Why Is Being “Relational” That Important?

Perspectives

It’s been thirty years now since the first personal computers and cellphones began infiltrating almost all aspects of our everyday life. We’ve been dealing with technology long enough now to begin understanding the risk factors that we didn’t recognize early on. No doubt, parents from the 1950s eventually learned that smoking in a car with the windows up was damaging (or smoking in general, much less around children). Parents today, in their heart of hearts, are beginning to understand the need to put down the screen and start relating more with their children in a way that builds personal, loving relationships. 

But the real challenge is how do you build stronger relationships with your child once you put down your phone! 

The great news is that you can help your children experience and create positive relationships by learning and modeling what they need to learn in your home. In the process, you’ll discover how they learn and how prepared they are for real-world experiences like relating well with others in the workplace, social settings, and even their loving relationships in the future. Becoming relationally intelligent will have a positive impact on their health and future. 

Consider an eye-opening study out of UNC-Chapel Hill showing your children’s life expectancy is linked with their ability to be relational.3 Drawing on the research of four major studies concerning health and longevity, the lack of close-knit, face-to-face relationships is now actively linked with high blood pressure, abdominal obesity, heart disease, stroke, and even cancer risk! Conversely, these negative physical measures all go down as you help your child experience and learn to build close relationships and friendships. Talk about a gift that keeps on giving! You are giving them life when you teach them to be relationally intelligent. 

Yes, there are significant benefits to having screen-based relationships.

We’re not asking you to ceremonially smash your smartphone. But what we are asking you to do is take time to learn how to build healthy relationships by being willing to first put down that digital screen. When you do, you’re not only benefiting your health and that of your children, but you are also influencing the imprint of their perspective on whether they had a “happy” or “unhappy” childhood. 

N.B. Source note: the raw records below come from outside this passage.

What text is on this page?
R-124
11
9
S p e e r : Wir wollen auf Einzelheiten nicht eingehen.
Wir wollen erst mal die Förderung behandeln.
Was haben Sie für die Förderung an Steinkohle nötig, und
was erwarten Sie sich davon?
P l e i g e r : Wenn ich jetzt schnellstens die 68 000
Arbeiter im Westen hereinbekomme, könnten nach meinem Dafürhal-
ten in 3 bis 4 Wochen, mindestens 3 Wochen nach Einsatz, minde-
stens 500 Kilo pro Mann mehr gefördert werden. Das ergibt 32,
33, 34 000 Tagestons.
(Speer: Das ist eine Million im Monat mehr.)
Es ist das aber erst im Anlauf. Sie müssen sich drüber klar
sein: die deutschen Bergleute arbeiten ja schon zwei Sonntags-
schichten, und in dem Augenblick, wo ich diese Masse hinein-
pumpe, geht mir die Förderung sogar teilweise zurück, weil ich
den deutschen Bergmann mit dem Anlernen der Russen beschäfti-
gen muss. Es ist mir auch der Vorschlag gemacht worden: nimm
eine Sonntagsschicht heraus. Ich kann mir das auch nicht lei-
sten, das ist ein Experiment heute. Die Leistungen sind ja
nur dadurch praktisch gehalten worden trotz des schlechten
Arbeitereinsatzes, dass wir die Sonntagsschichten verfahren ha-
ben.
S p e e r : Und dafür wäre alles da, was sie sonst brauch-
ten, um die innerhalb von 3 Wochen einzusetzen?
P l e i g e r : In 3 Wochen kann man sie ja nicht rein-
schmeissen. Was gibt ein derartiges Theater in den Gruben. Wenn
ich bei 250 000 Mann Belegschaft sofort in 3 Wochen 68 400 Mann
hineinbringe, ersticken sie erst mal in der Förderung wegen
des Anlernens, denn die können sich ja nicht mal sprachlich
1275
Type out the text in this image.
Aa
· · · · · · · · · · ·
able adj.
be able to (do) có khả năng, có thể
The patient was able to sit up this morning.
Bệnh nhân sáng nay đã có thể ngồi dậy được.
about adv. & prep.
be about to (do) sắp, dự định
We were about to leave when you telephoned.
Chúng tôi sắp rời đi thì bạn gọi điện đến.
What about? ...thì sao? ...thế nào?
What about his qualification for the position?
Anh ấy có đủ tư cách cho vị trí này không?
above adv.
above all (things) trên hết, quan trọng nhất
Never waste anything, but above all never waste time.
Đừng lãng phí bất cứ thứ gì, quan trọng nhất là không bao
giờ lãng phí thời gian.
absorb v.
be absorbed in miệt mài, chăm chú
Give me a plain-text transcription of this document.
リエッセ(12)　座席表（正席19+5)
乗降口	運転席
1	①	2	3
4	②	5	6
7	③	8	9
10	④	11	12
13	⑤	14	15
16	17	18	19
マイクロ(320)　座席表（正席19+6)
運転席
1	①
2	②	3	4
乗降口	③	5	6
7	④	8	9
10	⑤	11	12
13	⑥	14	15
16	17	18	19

A new study on childhood memories found the memories most linked with a happy childhood didn’t involve how many major vacations or “cool experiences” parents provided for their children, nor the number of “things” they were given.4 Being happy in childhood wasn’t even linked to the absence of negative or difficult experiences. Instead, emotional happiness was linked to the very same thing that impacts their physical health: the degree of connected, caring relationships in their home! 

The quality of your children’s relationship with you at home is more important than any cruise or theme park trip. The memories of individuals who knew they were deeply loved and cared for as children, even in a less-than-perfect home with failures and challenges (like most of ours), are the happiest and most remembered in adulthood.

Becoming relationally intelligent through face-to-face, in-person relationships is harder than posting a perfect social media picture or selfie. However, it is also immeasurably more beneficial to your children when you teach them how to engage, explore, love, serve, and relate well with real people!


Adapted from The Relationally Intelligent Child: Five Keys to Helping Your Kids Connect Well With Others by John Trent and Dewey Wilson (©2021). Published by Northfield Publishing. All rights to this material are reserved.